Gıdaya erişemeyen çocuk okulu bırakıyor
Gıda enflasyonu araştırması verilerinde de Türkiye'nin yüzde 75,1 ile ilk sırada yer aldığını ifade eden Foggo, insanların yetersiz beslendiğini aktararak şunları söyledi:
Bu da daha fazla çocuğun okula beslemesiz gitmesi ve daha fazla çocuğun bodur olmasına yol açıyor. Bunların hepsi birbiriyle ilgilidir. Çocuk ve insan hakları temelli sorundur. Yoksulluk politikası olmadığı gibi sayısal verilerin artması ve sayısal olarak da sosyal desteğin ne kadar arttığı üzerinde çalışmalar yapılıyor. Bahsedilen destekler, çocuğu okula girmesini sağlayacak, istihdam sağlamasında yol açacak destekler de değildir.

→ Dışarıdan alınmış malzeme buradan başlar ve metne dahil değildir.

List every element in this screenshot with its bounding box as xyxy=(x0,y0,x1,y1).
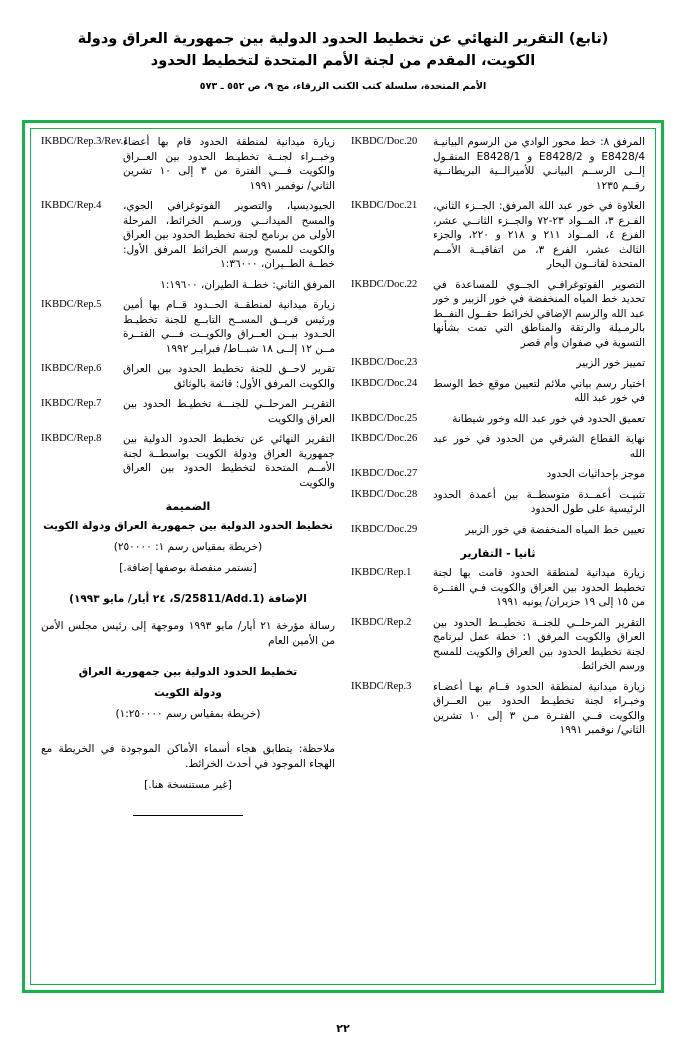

'Yoksulluk bilinçli bir uygulama'
'Yoksulluk bir kader değil. Bilinçli bir uygulama. Çocukların okul dışında bırakılması, sanayi sitelerinde ve kimsenin çalışmak istemediği işlerde çocukların çalıştırılmasının önü açılıyor' ifadesini aktaran Foggo, yaşanan yoksullukla çocuklar ile gençlerin eğitimden ve istihdamdan koparılmasına çözüm olarak ise şu görüşleri aktardı:
Yoksulluk politikalarında insan hakları temelli bakmak gerekiyor. Kadını üretime katmak için, kadınların ikamet ettiği yerlerde ücretsiz kreşlere ihtiyaç var. Çocukların eğitime erişmesinin yolu açılmalı. Tüm okullarda yemekler ücretsiz verilmeli. Çocukların eğitimde sağlıklı beslenmesinde önemli bir etken. Bunun yanı sıra sosyal konutların da artması gerekiyor. Son altı ayda ise 41 bin kişinin faturayı ödemediği için elektriği kesilmiş. Bunların çözümü için insan hakları odaklı bir sosyal politika güdülmelidir.